Getting Children Cycling – On Roads!

Information

Bikeability

Maybe you’ve noticed an increase in groups of children in high visibility jackets cycling on a range of roads around your local area during the school day since the summer?

You might have recollections of ‘cycling proficiency’ from your own or children’s times with all its signalling and going round cones and wondered why they’re not sticking to cycle paths or the playground.

Welcome to the new 21st century ‘Bikeabilty’, which is as different from ‘Cycling Proficiency’ as the smartphone is to the original Alexander Bell telephone!

Bikeability has now been operating for over 10 years, but over the last few months has undergone an even more radical overhaul in Reading with the roll out of the new scheme with an emphasis on giving children the maximum exposure to independent cycling on roads.
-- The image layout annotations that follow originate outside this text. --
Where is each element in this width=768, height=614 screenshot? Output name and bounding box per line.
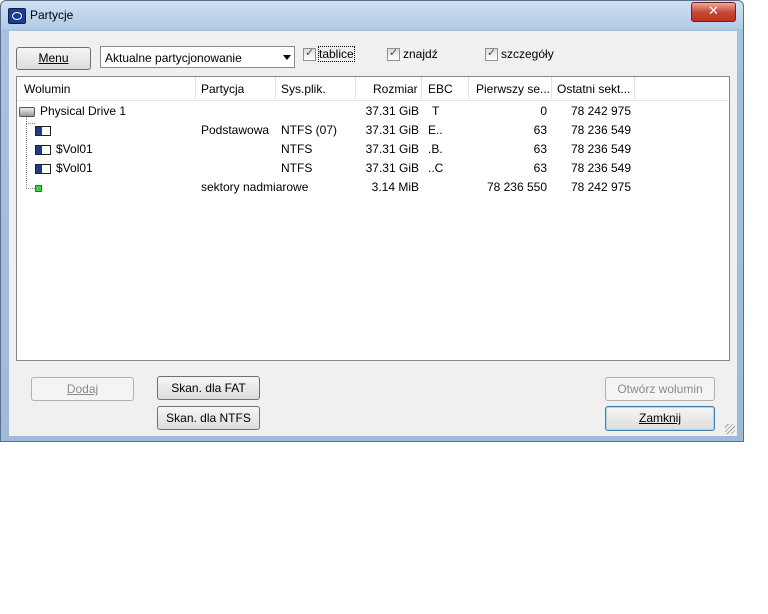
combo-value: Aktualne partycjonowanie xyxy=(105,51,242,65)
volume-icon xyxy=(35,145,51,155)
column-separator[interactable] xyxy=(355,77,356,99)
column-separator[interactable] xyxy=(275,77,276,99)
cell-filesystem: NTFS xyxy=(281,161,313,175)
checkbox-details-box[interactable] xyxy=(485,46,498,61)
cell-first-sector: 63 xyxy=(533,142,547,156)
cell-first-sector: 63 xyxy=(533,123,547,137)
cell-size: 37.31 GiB xyxy=(365,123,419,137)
table-row[interactable]: sektory nadmiarowe 3.14 MiB 78 236 550 7… xyxy=(17,178,729,197)
title-bar[interactable]: Partycje ✕ xyxy=(1,1,743,29)
cell-volume: Physical Drive 1 xyxy=(40,104,127,118)
checkbox-find-label: znajdź xyxy=(403,47,438,61)
cell-size: 37.31 GiB xyxy=(365,142,419,156)
chevron-down-icon[interactable] xyxy=(283,55,291,60)
cell-first-sector: 0 xyxy=(540,104,547,118)
cell-size: 37.31 GiB xyxy=(365,161,419,175)
checkbox-details-label: szczegóły xyxy=(501,47,554,61)
partitions-window: Partycje ✕ Menu Aktualne partycjonowanie… xyxy=(0,0,744,442)
dialog-body: Menu Aktualne partycjonowanie tablice zn… xyxy=(9,31,737,436)
list-header: Wolumin Partycja Sys.plik. Rozmiar EBC P… xyxy=(17,77,729,101)
cell-volume: $Vol01 xyxy=(56,142,93,156)
table-row[interactable]: $Vol01 NTFS 37.31 GiB .B. 63 78 236 549 xyxy=(17,140,729,159)
cell-first-sector: 63 xyxy=(533,161,547,175)
free-space-icon xyxy=(35,185,42,192)
cell-last-sector: 78 236 549 xyxy=(570,123,631,137)
checkbox-tables-box[interactable] xyxy=(303,46,316,61)
scan-fat-button[interactable]: Skan. dla FAT xyxy=(157,376,260,400)
cell-filesystem: NTFS xyxy=(281,142,313,156)
menu-button[interactable]: Menu xyxy=(16,47,91,70)
checkbox-find-box[interactable] xyxy=(387,46,400,61)
column-separator[interactable] xyxy=(195,77,196,99)
cell-last-sector: 78 236 549 xyxy=(570,161,631,175)
resize-grip-icon[interactable] xyxy=(725,424,735,434)
cell-last-sector: 78 242 975 xyxy=(570,180,631,194)
cell-last-sector: 78 236 549 xyxy=(570,142,631,156)
column-separator[interactable] xyxy=(634,77,635,99)
cell-first-sector: 78 236 550 xyxy=(486,180,547,194)
cell-ebc: ..C xyxy=(428,161,444,175)
column-header-last-sector[interactable]: Ostatni sekt... xyxy=(557,82,635,96)
table-row[interactable]: Podstawowa NTFS (07) 37.31 GiB E.. 63 78… xyxy=(17,121,729,140)
window-title: Partycje xyxy=(30,8,74,22)
scan-ntfs-button[interactable]: Skan. dla NTFS xyxy=(157,406,260,430)
column-separator[interactable] xyxy=(421,77,422,99)
table-row[interactable]: Physical Drive 1 37.31 GiB T 0 78 242 97… xyxy=(17,102,729,121)
table-row[interactable]: $Vol01 NTFS 37.31 GiB ..C 63 78 236 549 xyxy=(17,159,729,178)
close-window-button[interactable]: ✕ xyxy=(691,2,736,22)
open-volume-button[interactable]: Otwórz wolumin xyxy=(605,377,715,401)
app-icon xyxy=(8,8,26,24)
cell-last-sector: 78 242 975 xyxy=(570,104,631,118)
cell-ebc: E.. xyxy=(428,123,443,137)
add-button[interactable]: Dodaj xyxy=(31,377,134,401)
column-header-filesystem[interactable]: Sys.plik. xyxy=(281,82,326,96)
column-header-partition[interactable]: Partycja xyxy=(201,82,244,96)
cell-partition: Podstawowa xyxy=(201,123,270,137)
cell-size: 3.14 MiB xyxy=(371,180,419,194)
column-header-first-sector[interactable]: Pierwszy se... xyxy=(476,82,554,96)
volume-icon xyxy=(35,126,51,136)
column-header-size[interactable]: Rozmiar xyxy=(373,82,418,96)
partition-list[interactable]: Wolumin Partycja Sys.plik. Rozmiar EBC P… xyxy=(16,76,730,361)
close-button[interactable]: Zamknij xyxy=(605,406,715,431)
cell-volume: $Vol01 xyxy=(56,161,93,175)
column-separator[interactable] xyxy=(468,77,469,99)
partitioning-combo[interactable]: Aktualne partycjonowanie xyxy=(100,46,295,68)
cell-ebc: .B. xyxy=(428,142,443,156)
cell-size: 37.31 GiB xyxy=(365,104,419,118)
cell-filesystem: NTFS (07) xyxy=(281,123,338,137)
checkbox-tables-label: tablice xyxy=(318,46,355,62)
column-header-ebc[interactable]: EBC xyxy=(428,82,453,96)
cell-ebc: T xyxy=(432,104,440,118)
column-header-volume[interactable]: Wolumin xyxy=(24,82,70,96)
column-separator[interactable] xyxy=(551,77,552,99)
cell-partition: sektory nadmiarowe xyxy=(201,180,309,194)
volume-icon xyxy=(35,164,51,174)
Would you cycle down Basingstoke or Henley Road? Well plenty of Bikeability trainees have!

As Bikeability instructors (also parents, grandparents, aunts or uncles) we have an immense responsibility for ensuring the children’s early experience of cycling on roads and in areas with traffic is a good one – both from safety and enjoyment!

It’s a hugely rewarding role – from the look of joy on a child’s face when they first balance while pedalling, to seeing them develop on roads and eager to cycle more!

We want to encourage more children to cycle to school and on other journeys more often with their parents and friends or even alone, and this generation of Bikeability trainees will have been given more skills than the majority of adults on bikes!

Bikeability

It’s a hugely rewarding role. Funded by central government, Bikeability is provided free to schools and parents/children mainly during term time, but also run in holiday or afterschool clubs.

Focusing on the four main skills: observation, communication, positioning and priorities, it teaches ‘real’ cycling. Level 1 covers the basic bike handling skills in a non-road environment: including steering, braking, signalling and using gears.

Level 2 then moves onto roads in groups of up to six children, with the focus on them gaining rapid experience of cycling with traffic and learning how and where to cycle safely. Generally it’s run in Year 5 (which are 9 and 10 year olds).

Level 3 is generally taken in Year 6 (for 10 and 11 year olds) and takes Level 2 skills to busier roads and includes more complex junctions such as roundabouts. The aim is to enable children to cycle alone on the majority of roads around Reading and onto their senior school in Year 7.

Many adults would consider this very early to be giving 9-11 year old children such freedom, but experience across the country and thorough training and experience of Bikeability Instructors has proven otherwise.

In addition to providing pupils with valuable road safety skills, Bikeability supports School Travel Plans, which have a target to reduce the number of children arriving by car.

There is also a national scheme called ‘Modeshift Stars’, which recognises and rewards schools that have demonstrated excellence in supporting cycling, walking and other forms of sustainable transport.

We all know the arguments in support of cycling, including health and the environment, but the barriers are also too readily given. However, the one most often cited by parents, that roads are too dangerous, is a self-fulfilling prophecy when it comes to the ‘school run’.

We all see huge congestion around school start and finish times, which diminishes in the holidays, so initiatives helping to reduce this are welcomed. And if more children did cycle, then of course the roads would be much quieter!

In addition to delivering Bikeability, teaching children to learn to ride and also running bike maintenance sessions with and for children, Avanti Cycling has been piloting ‘Bike Trains’ in several schools. Working with local parents, this can be a great way of getting nervous parents/children to cycle ‘independently’.

Anyone interested in helping set up or run one of these at their children’s school should contact their school’s Bikeability Co-ordinator or Greg Woodford of Avanti Cycling on greg@avanticycling.co.uk or visit avanticycling.co.uk/bikeability

We’re really pleased that the DfT has recently increased the number of funded places for Bikeability, which means that Reading schools have an additional 400 places in 2018/19, bringing the total to over 2,000 places across the various levels.

So if you have school age children or grandchildren or friends/neighbours, do encourage them to take Bikeability training and keep on cycling!